Hattit Kit is a Scottish dessert made from milk with sugar and a flavouring such as cinnamon or nutmeg.
It is essentially a fresh, soft-curd cheese. In its preparation, it is very similar to Crème Fraîche.
To make the “genuine” recipe, you would use unpasteurized milk. Variants may call for (unpasteurized) sour cream. More modern recipes call for rennet to make up for modern milk being pasteurized.
To make it, in the morning, you’d take 2 quarts (2 litres) of warmed buttermilk and add to it 1 pint (½ litre) of whole milk, and let it stand all day. In the evening, you’d mix in another 1 pint (½ litre) of whole milk. The coagulated layer that formed on top was called the “hat.”
You’d skim that off, and serve it flavoured with sugar, and powdered nutmeg or cinnamon if available.
History Notes
Earlier versions may have been related to what became known as “syllabub”, with some recipes directing you to get the whole milk straight from the cow to ensure it was warm (in a borrowing from syllabub recipes.) There is also an occasional allusion to wine being added, making it even more syllabub-like.
Literature & Lore
“A remarkable preparation is hatted kit, in Erse, Bain ne ce. Buttermilk is put into a kit with a spiket, and left to stand for twenty-four hours: warm milk is poured on twice a day, for three or four days; the top is then a sort of coagulated cream; the lower part is let to run off. It is now, like Carstophine cream, falling into disuse. It is mentioned in the Gowrie trial two and a half centuries ago. “Ane fyne hattilkit wt sukar comfetis, and wyn.” — PITCAIRN’S Trials, part iv, p 285.” quoted in Urquhart, David. The pillars of Hercules, or, A narrative of travels in Spain and Morocco in 1848. London: Richard Bentley. 1850. Vol II, page 183.
“…and thereafter I would meet your Lordship in Leith, or quietly at Restalrig, where we should have prepared an fine hatted kit, with sugar and comfeits and wine…” — In: Arnot, Hugo. A Collection and Abridgement of Celebrated Criminal Trials in Scotland: From A. D. 1536 to 1784. With Historical and Critical Remarks. Glasgow: A. Napier. 1812. Page 62.
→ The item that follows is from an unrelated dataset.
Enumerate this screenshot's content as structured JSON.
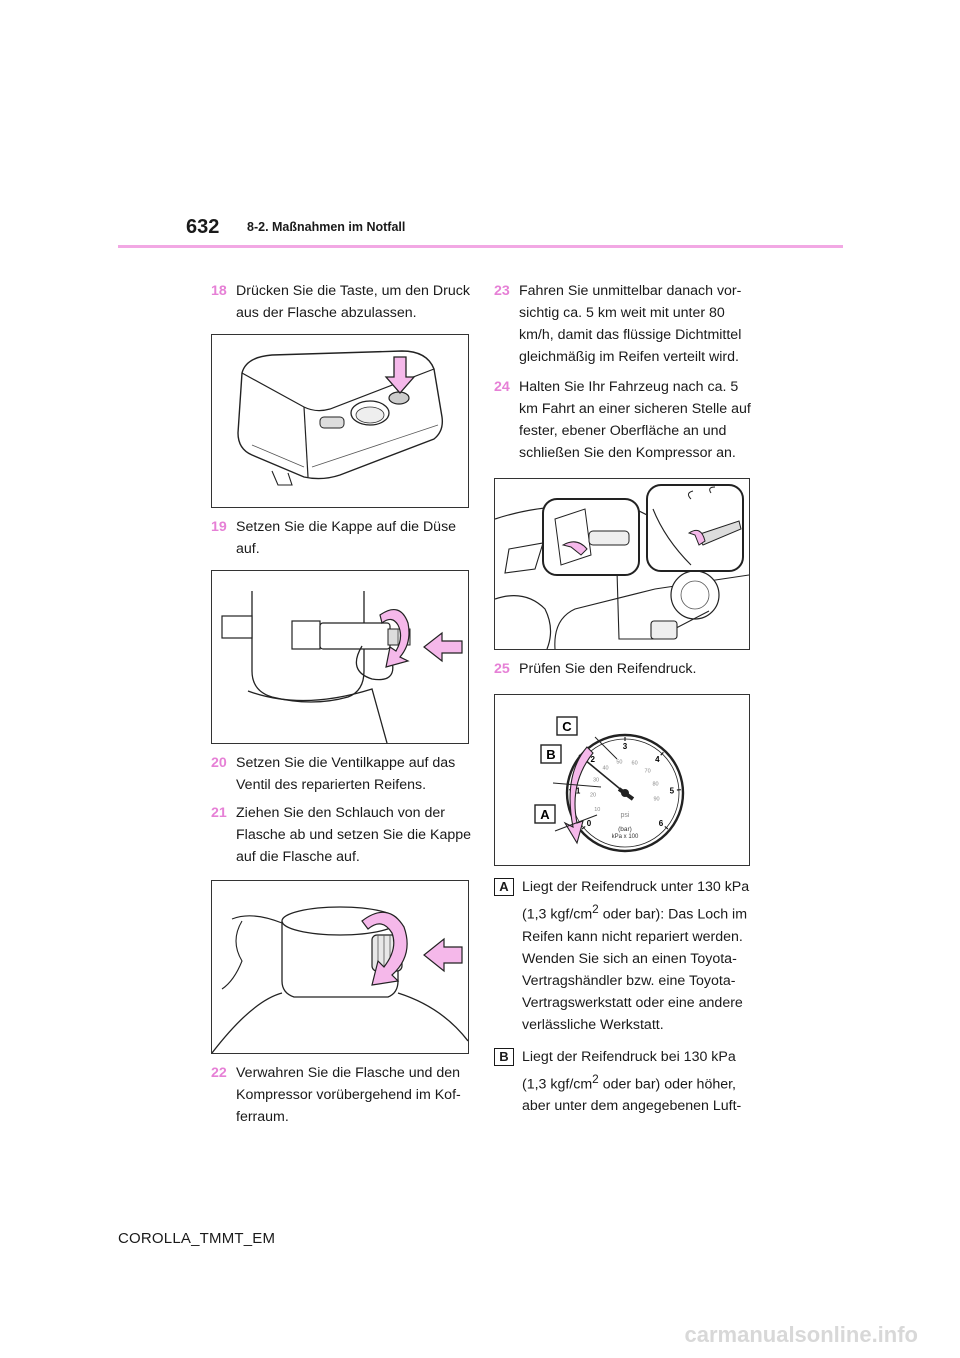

“He exalted his voice amid the clatter, shouting and roaring in a matter which changed Mysie’s hysterical apprehensions of the thunder into fears that her old fellow-servant was gone distracted. “He has dung down a’ the bits o’ pigs too — the only thing we had left to haud a soup milk — and he has spilt the hatted kit that was for the Master’s dinner.” — Caleb in Scott, Walter. The Bride of Lammermoor. Columbia University Press. 1995. Page 95.